Cryptocurrency Is Still Restricted or Prohibited in These 10 Countries in 2025
Despite the global rise of cryptocurrency, several nations continue to impose strict regulations or outright bans. While some governments cite financial stability and fraud prevention, others raise concerns about money laundering and economic control. Here are ten countries where cryptocurrency remains restricted or prohibited in 2025.
- China
China has maintained strict cryptocurrency restrictions since 2017, initially banning exchanges before extending prohibitions to mining and financial institutions handling crypto transactions. Authorities justify the ban by pointing to risks such as financial instability, capital flight, and fraudulent activities.
Despite heavy enforcement, underground crypto trading remains active, with China ranking 20th in the 2024 Chainalysis Global Crypto Adoption Index. At the same time, the Chinese government continues to push forward with its central bank digital currency (CBDC), expanding its digital yuan pilot programs.
- Egypt
While not entirely banned, cryptocurrency regulation in Egypt remains highly restrictive. The Central Bank of Egypt (CBE) has reinforced warnings against crypto transactions, though some exchanges continue to operate within a complex legal landscape.
Key concerns driving Egypt’s stance include:
- Volatility: The rapid price fluctuations of digital assets pose risks to investors.
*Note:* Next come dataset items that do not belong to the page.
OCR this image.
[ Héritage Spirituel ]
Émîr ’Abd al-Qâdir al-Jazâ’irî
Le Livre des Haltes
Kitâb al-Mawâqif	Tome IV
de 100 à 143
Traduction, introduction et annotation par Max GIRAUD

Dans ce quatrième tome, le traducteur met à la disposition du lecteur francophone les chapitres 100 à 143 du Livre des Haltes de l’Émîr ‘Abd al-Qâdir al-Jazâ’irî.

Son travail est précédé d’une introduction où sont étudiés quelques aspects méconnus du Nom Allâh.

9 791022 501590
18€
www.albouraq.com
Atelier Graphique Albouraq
- Money laundering: The semi-anonymous nature of crypto transactions raises concerns about illicit financial activities.
- Lack of oversight: The absence of a clear regulatory framework makes fraud prevention difficult.
Additionally, religious interpretations influence Egypt’s policies. Some Islamic scholars classify cryptocurrencies as haram (forbidden) due to their speculative nature, though these opinions remain non-binding. Despite restrictions, peer-to-peer crypto trading remains widespread, illustrating the challenges of regulating decentralized assets.
- Algeria
Algeria enforces a strict ban on cryptocurrency, citing threats to financial security and economic stability. The government prohibits ownership and transactions while warning against risks such as money laundering and terrorist financing. Despite these restrictions, unofficial crypto trading continues.
- Bangladesh
Bangladesh follows a similarly strict anti-crypto stance, with the Bangladesh Bank banning digital assets in 2017 due to concerns over financial stability and illicit activities. Authorities later reinforced the ban, making violations punishable by fines and imprisonment.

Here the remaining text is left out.